Jessell completed his PhD in neuropharmacology at Cambridge University in the United Kingdom and came to the United States in 1978 as a post-doctoral fellow in the lab of neurobiologist Gerald Fischbach, at Harvard University. He took a faculty position in the Neurobiology Department at Harvard Medical School, and in 1985 was appointed as a Howard Hughes Medical Institute investigator at Columbia University in New York City.
The Vilcek Foundation is also awarding the Vilcek Prizes for Creative Promise in Biomedical Science to three foreign-born scientists, age 38 or younger, for exceptional accomplishments early in their career. Each winner will receive a $35,000 cash award.
Antonio Giraldez is an associate professor and director of Graduate Studies in Genetics at Yale University, where he focuses on the question of how microRNAs and other non-coding RNAs shape gene expression during embryonic development.

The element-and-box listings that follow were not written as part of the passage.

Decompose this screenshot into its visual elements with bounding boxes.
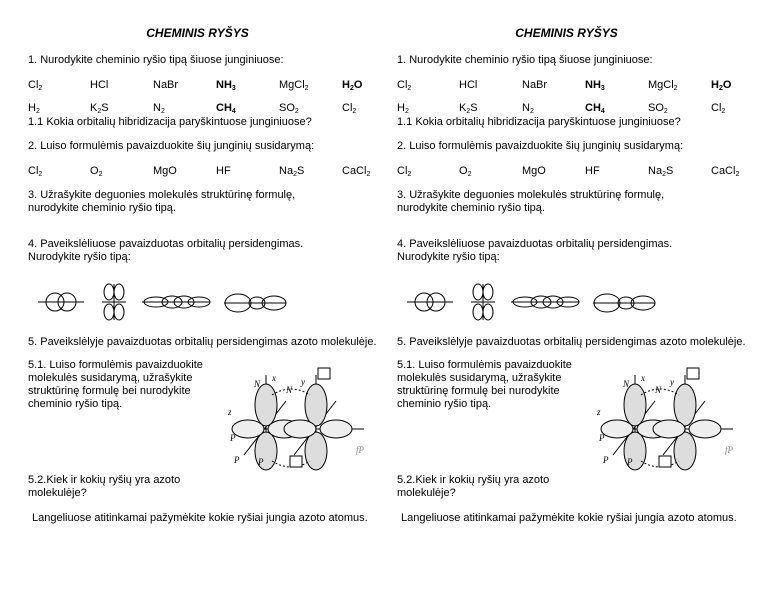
figure-label: x [272, 373, 276, 383]
figure-label: N [286, 385, 293, 395]
compound-formula: $SO_2$ [279, 102, 299, 115]
compound-formula: MgO [522, 165, 546, 177]
worksheet-right [397, 0, 752, 594]
question-5: 5. Paveikslėlyje pavaizduotas orbitalių persidengimas azoto molekulėje. [28, 336, 377, 348]
compound-formula: $N_2$ [522, 102, 534, 115]
question-1-1: 1.1 Kokia orbitalių hibridizacija paryškintuose junginiuose? [28, 116, 312, 128]
compound-formula: $Cl_2$ [342, 102, 357, 115]
question-5: 5. Paveikslėlyje pavaizduotas orbitalių persidengimas azoto molekulėje. [397, 336, 746, 348]
compound-formula: NaBr [522, 79, 548, 91]
compound-formula: $Cl_2$ [711, 102, 726, 115]
p-p-pi-overlap-icon [102, 284, 126, 320]
answer-box-top [687, 368, 699, 379]
footer-instruction: Langeliuose atitinkamai pažymėkite kokie ryšiai jungia azoto atomus. [32, 512, 368, 524]
compound-row-2 [28, 102, 378, 116]
figure-label: x [641, 373, 645, 383]
question-1: 1. Nurodykite cheminio ryšio tipą šiuose junginiuose: [397, 54, 653, 66]
compound-formula: $O_2$ [90, 165, 103, 178]
compound-formula: $H_2$ [28, 102, 40, 115]
question-4: 4. Paveikslėliuose pavaizduotas orbitalių persidengimas. Nurodykite ryšio tipą: [28, 238, 304, 263]
compound-formula: $Cl_2$ [28, 165, 43, 178]
compound-formula: MgCl$_2$ [648, 79, 678, 92]
compound-formula: NaBr [153, 79, 179, 91]
compound-formula: HF [585, 165, 600, 177]
question-5-2: 5.2.Kiek ir kokių ryšių yra azoto molekulėje? [397, 474, 550, 499]
compound-formula: $H_2O$ [711, 79, 732, 92]
p-p-sigma-overlap-icon [142, 296, 210, 308]
footer-instruction: Langeliuose atitinkamai pažymėkite kokie ryšiai jungia azoto atomus. [401, 512, 737, 524]
orbital-overlap-figures [407, 284, 667, 324]
compound-row-2 [397, 102, 747, 116]
compound-formula: $NH_3$ [585, 79, 605, 92]
figure-label: y [670, 377, 674, 387]
compound-formula: $Cl_2$ [28, 79, 43, 92]
compound-formula: $H_2O$ [342, 79, 363, 92]
compound-formula: $Cl_2$ [397, 165, 412, 178]
compound-formula: $CH_4$ [585, 102, 605, 115]
compound-formula: CaCl$_2$ [342, 165, 371, 178]
compound-formula: $K_2S$ [459, 102, 478, 115]
worksheet-title: CHEMINIS RYŠYS [515, 26, 618, 40]
compound-formula: CaCl$_2$ [711, 165, 740, 178]
s-s-overlap-icon [407, 293, 453, 311]
compound-formula: $Cl_2$ [397, 79, 412, 92]
answer-box-top [318, 368, 330, 379]
compound-formula: $N_2$ [153, 102, 165, 115]
figure-label: fP [725, 445, 733, 455]
question-3: 3. Užrašykite deguonies molekulės struktūrinę formulę, nurodykite cheminio ryšio tipą. [397, 189, 665, 214]
compound-formula: $NH_3$ [216, 79, 236, 92]
figure-label: P [258, 457, 264, 467]
compound-row-1 [397, 79, 747, 93]
compound-formula: $H_2$ [397, 102, 409, 115]
compound-row-3 [397, 165, 747, 179]
compound-row-3 [28, 165, 378, 179]
figure-label: P [599, 433, 605, 443]
worksheet-left [28, 0, 383, 594]
question-4: 4. Paveikslėliuose pavaizduotas orbitalių persidengimas. Nurodykite ryšio tipą: [397, 238, 673, 263]
question-3: 3. Užrašykite deguonies molekulės struktūrinę formulę, nurodykite cheminio ryšio tipą. [28, 189, 296, 214]
question-5-1: 5.1. Luiso formulėmis pavaizduokite molekulės susidarymą, užrašykite struktūrinę formulę bei nurodykite cheminio ryšio tipą. [397, 359, 572, 410]
nitrogen-orbital-figure [593, 365, 743, 471]
figure-label: z [597, 407, 601, 417]
compound-formula: $Na_2S$ [648, 165, 674, 178]
figure-label: N [254, 379, 261, 389]
compound-formula: $SO_2$ [648, 102, 668, 115]
p-p-pi-overlap-icon [471, 284, 495, 320]
figure-label: P [627, 457, 633, 467]
compound-formula: MgO [153, 165, 177, 177]
figure-label: N [655, 385, 662, 395]
compound-formula: HCl [90, 79, 109, 91]
compound-formula: $Na_2S$ [279, 165, 305, 178]
question-5-1: 5.1. Luiso formulėmis pavaizduokite molekulės susidarymą, užrašykite struktūrinę formulę bei nurodykite cheminio ryšio tipą. [28, 359, 203, 410]
question-5-2: 5.2.Kiek ir kokių ryšių yra azoto molekulėje? [28, 474, 181, 499]
figure-label: P [603, 455, 609, 465]
compound-formula: $K_2S$ [90, 102, 109, 115]
question-1-1: 1.1 Kokia orbitalių hibridizacija paryškintuose junginiuose? [397, 116, 681, 128]
compound-formula: HCl [459, 79, 478, 91]
compound-row-1 [28, 79, 378, 93]
s-p-overlap-icon [224, 294, 286, 312]
figure-label: y [301, 377, 305, 387]
orbital-overlap-figures [38, 284, 298, 324]
compound-formula: $O_2$ [459, 165, 472, 178]
compound-formula: MgCl$_2$ [279, 79, 309, 92]
question-2: 2. Luiso formulėmis pavaizduokite šių junginių susidarymą: [397, 140, 684, 152]
s-s-overlap-icon [38, 293, 84, 311]
answer-box-bottom [290, 456, 302, 467]
worksheet-title: CHEMINIS RYŠYS [146, 26, 249, 40]
compound-formula: HF [216, 165, 231, 177]
s-p-overlap-icon [593, 294, 655, 312]
answer-box-bottom [659, 456, 671, 467]
figure-label: P [230, 433, 236, 443]
question-1: 1. Nurodykite cheminio ryšio tipą šiuose junginiuose: [28, 54, 284, 66]
figure-label: z [228, 407, 232, 417]
question-2: 2. Luiso formulėmis pavaizduokite šių junginių susidarymą: [28, 140, 315, 152]
nitrogen-orbital-figure [224, 365, 374, 471]
p-p-sigma-overlap-icon [511, 296, 579, 308]
figure-label: fP [356, 445, 364, 455]
figure-label: N [623, 379, 630, 389]
figure-label: P [234, 455, 240, 465]
compound-formula: $CH_4$ [216, 102, 236, 115]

He applies a wide range of knowledge in genomics, developmental biology, and stem cell biology with computational science to examine the role of microRNAs and non-coding RNAs. Recently, he found that the microRNA family, miR-430, is responsible for the clearance of maternal mRNAs, providing insight into the mechanisms of how microRNAs regulate gene expression. He also discovered the stem cell factors that activate gene expression in the fertilized egg. These findings are important to understand the very first steps that lead to the making of an embryo after fertilization. Giraldez was born in Spain.

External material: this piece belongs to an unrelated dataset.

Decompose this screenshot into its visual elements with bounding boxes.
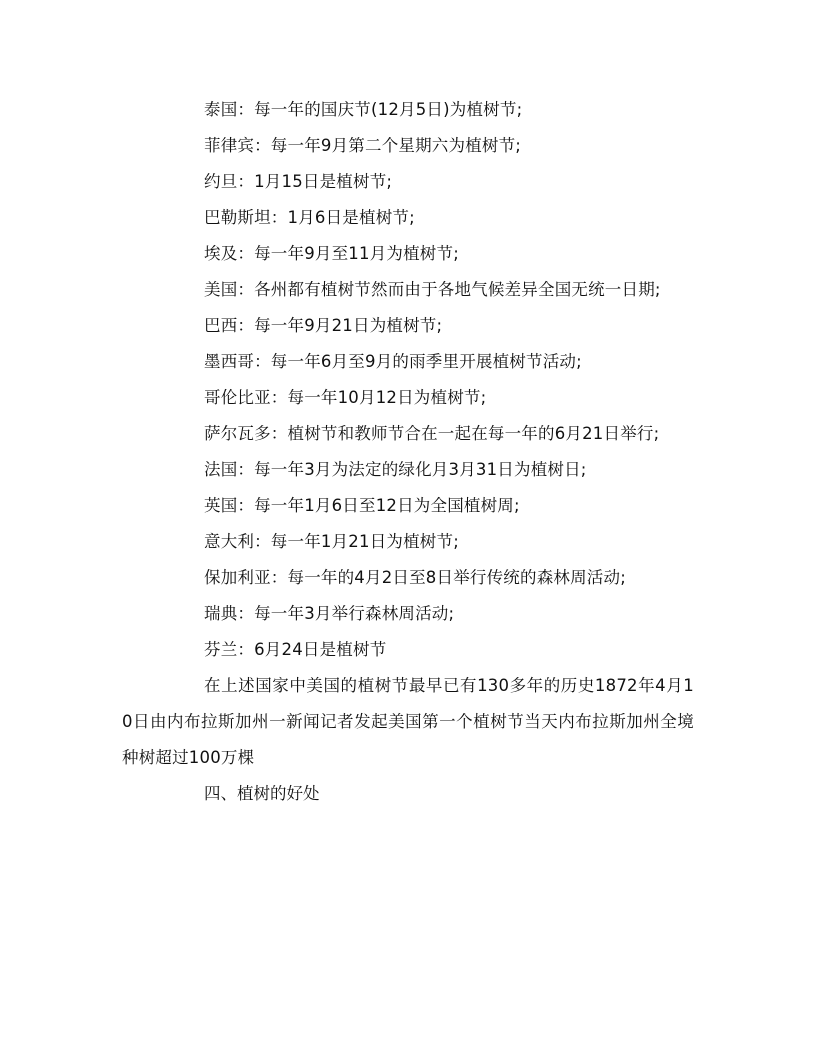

Stavros Lomvardas, associate professor of Anatomy at the University of California, San Francisco, investigates the molecular mechanisms behind the expression of mammalian olfactory receptors (OR). There are over 1,000 kinds of OR genes in humans, belonging to a complex sensory system used to detect millions of odorants. However, each OR neuron only expresses one OR gene; Lomvardas’ lab revealed that the basis of this singular expression is an unusual form of epigenetic silencing that assures thousands of OR alleles remain inactive in each olfactory sensory neuron. These findings, and other continued epigenetics research, are important to understanding not only the mammalian OR system, but also shed light on other developmental processes in the brain. Lomvardas was born in Greece.

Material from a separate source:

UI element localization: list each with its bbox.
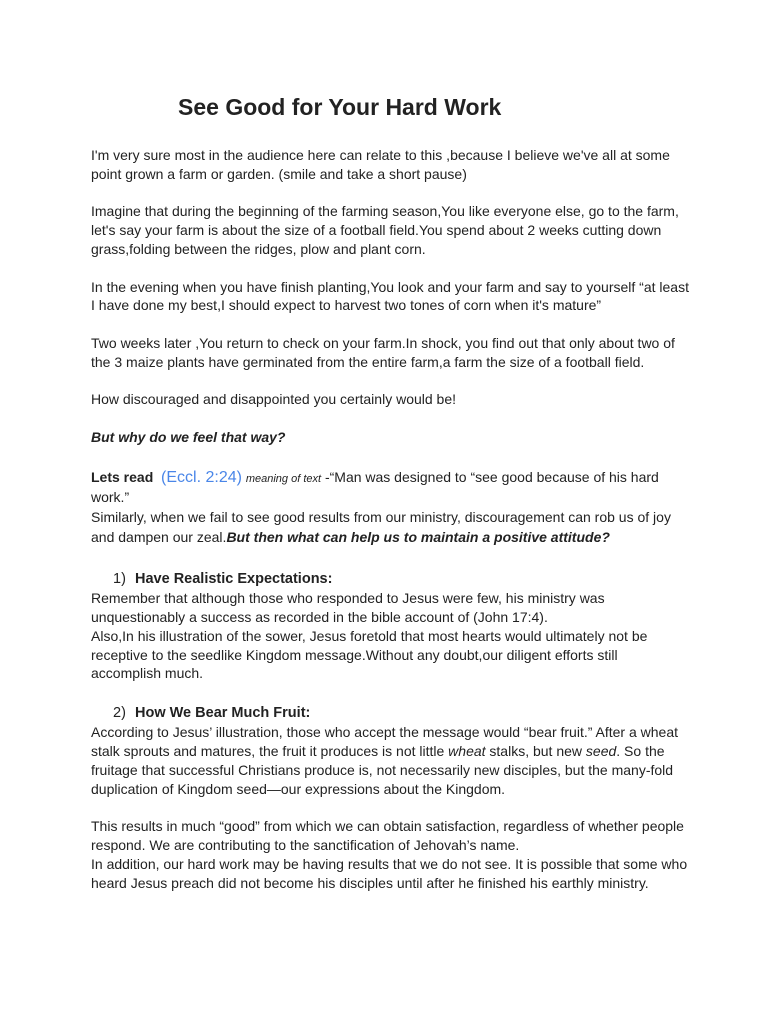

Pardis Sabeti is an associate professor of Organismic and Evolutionary Biology at Harvard University and an associate member of the Broad Institute. As a computational biologist, Sabeti develops algorithms to detect patterns in human genomes that signify recent evolutionary mutations that were biologically important for our survival. Such genomic mutations elucidate how infectious diseases evolve, adapt, spread, and could be prevented. In the course of her research, Sabeti has studied several agents that cause infectious diseases, such as the malaria parasite, Lassa virus, and Ebola virus, and has investigated the mutations that cause resistance to them. Sabeti was born in Iran.
The prizewinners were selected by panels of independent experts in the field of biomedical science. All prizewinners will be honored at a ceremony in New York City in April 2014. Huda Zoghbi, winner of the 2009 Vilcek Prize in Biomedical Science and professor at Baylor College of Medicine, will present the arts prizes.